En période de canicule, période de vigilance orange telle que nous venons de traverser, il y a donc un risque accru d’accidents, qui impose que chacun agisse pour préserver la santé des salariés.
Il sera rappelé que l’employeur est tenu à une obligation de moyens renforcés en matière de santé au travail.
Le document unique d’évaluation des risques professionnels, obligatoire pour toute entreprise se doit d’évaluer les risques liés aux ambiances thermiques, de vérifier que la ventilation des locaux de travail est correcte et conforme à la réglementation et d’aménager les postes extérieurs. L’employeur doit mettre à la disposition des salariés de l’eau fraîche et potable, à proximité des postes de travail.

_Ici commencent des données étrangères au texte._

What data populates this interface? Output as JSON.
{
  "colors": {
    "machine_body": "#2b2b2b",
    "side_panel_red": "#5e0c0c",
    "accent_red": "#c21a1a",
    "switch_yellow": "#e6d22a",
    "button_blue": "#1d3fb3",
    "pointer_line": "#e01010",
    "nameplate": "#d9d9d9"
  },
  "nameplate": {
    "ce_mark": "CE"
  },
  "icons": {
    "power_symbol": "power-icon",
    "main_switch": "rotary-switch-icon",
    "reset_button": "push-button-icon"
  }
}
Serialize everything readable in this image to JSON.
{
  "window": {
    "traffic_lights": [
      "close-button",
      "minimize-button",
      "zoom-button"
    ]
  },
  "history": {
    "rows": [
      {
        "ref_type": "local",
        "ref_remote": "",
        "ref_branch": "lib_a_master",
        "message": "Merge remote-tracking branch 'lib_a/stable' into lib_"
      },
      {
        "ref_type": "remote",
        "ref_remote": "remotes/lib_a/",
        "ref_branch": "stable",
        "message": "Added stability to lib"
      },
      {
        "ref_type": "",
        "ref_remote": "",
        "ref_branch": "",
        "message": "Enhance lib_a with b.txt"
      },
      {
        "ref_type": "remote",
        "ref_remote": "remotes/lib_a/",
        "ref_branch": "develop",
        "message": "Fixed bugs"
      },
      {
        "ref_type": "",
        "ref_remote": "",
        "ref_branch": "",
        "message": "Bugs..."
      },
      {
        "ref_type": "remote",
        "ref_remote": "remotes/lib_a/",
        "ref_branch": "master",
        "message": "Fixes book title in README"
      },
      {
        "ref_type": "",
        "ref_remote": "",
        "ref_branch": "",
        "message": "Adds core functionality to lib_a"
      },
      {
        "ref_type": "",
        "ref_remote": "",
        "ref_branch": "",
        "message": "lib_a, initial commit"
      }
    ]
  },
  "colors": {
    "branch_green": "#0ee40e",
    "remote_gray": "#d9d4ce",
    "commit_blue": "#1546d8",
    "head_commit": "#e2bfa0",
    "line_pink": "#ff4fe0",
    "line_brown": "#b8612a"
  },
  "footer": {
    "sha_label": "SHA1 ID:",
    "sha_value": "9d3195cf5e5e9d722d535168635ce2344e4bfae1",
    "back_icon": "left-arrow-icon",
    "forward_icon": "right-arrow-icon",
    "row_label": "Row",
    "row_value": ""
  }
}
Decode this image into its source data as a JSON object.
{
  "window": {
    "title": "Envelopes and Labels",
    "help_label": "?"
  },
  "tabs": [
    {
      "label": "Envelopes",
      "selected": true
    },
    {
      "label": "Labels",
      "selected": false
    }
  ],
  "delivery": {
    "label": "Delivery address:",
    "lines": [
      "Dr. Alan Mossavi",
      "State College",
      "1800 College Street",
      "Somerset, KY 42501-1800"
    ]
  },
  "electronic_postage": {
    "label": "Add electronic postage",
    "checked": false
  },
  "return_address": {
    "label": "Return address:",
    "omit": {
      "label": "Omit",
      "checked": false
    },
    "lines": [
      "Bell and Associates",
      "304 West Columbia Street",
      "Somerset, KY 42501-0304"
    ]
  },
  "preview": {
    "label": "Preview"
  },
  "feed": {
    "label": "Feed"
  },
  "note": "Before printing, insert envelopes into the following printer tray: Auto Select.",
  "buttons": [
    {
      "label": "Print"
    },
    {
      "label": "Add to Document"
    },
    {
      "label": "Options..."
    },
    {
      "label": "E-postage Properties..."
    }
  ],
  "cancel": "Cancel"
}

Par ailleurs il est vivement conseillé aux employeurs de prendre, durant les vagues de chaleur, des dispositions en termes d’organisation et de fonctionnement de l’entreprise telles que :
- informer les salariés des risques, des moyens de prévention, mettre en place les adaptations techniques pour limiter les effets de la chaleur (stores, volets, etc.);
- prévoir des moyens utiles de protection (ventilateurs, brumisateurs d’eau, etc.) ;
- adapter l’organisation du travail, ajuster les horaires de travail, par exemple, en organisant un début d’activité plus matinal et en décalant le travail des heures les plus chaudes; organiser des pauses supplémentaires ou plus longues ; pour rappel il n’y a pas de prise en charge de la chaleur au titre du chômage intempérie dans le BTP.
- s’assurer que le port des protections individuelles est compatible avec les fortes chaleurs et à défaut adapter le travail.
Enfin, si la température intérieure des locaux atteint ou dépasse 34 °C, en cas de défaut prolongé du renouvellement
de l’air, la Cnam recommande d’organiser l’évacuation des locaux.
Les salariés doivent également être acteurs de leur protection.
Il leur est ainsi prôné de respecter les consignes générales telles que boire suffisamment et en quantité, porter des vêtements
adaptés, ce que l’employeur n’aura pas manqué de leur rappeler.
En dernier ressort, si la chaleur est trop prégnante compte tenu des tâches à réaliser, le salarié s’estimant en danger pourra faire valoir son droit de retrait.
Une concertation devient donc nécessaire pour permettre à chacun de passer ce cap des fortes chaleurs.
Jurisprudence
L’absence de l’employeur sur le lieu de travail lors du décès d’un salarié à la suite d’un accident intervenu à l’occasion de l’exercice de sa mission est un élément indifférent à la constitution du délit d’homicide involontaire et à la mise en œuvre de la responsabilité pénale dudit employeur
Cass. crim., 7 mai 2019, pourvoi no 18-80.418, arrêt no 624 FS-P+B+I.
Il en va ainsi d’un salarié décédé alors qu’il était revenu travailler sur un chantier dont l’architecte lui avait demandé de quitter les lieux pour raison de sécurité, sans utilisation des équipements de sécurité à sa disposition, l’absence de l’employeur étant jugée inopérante, les manquements constatés dans l’organisation de la sécurité du chantier étant par ailleurs soulignés par la juridiction.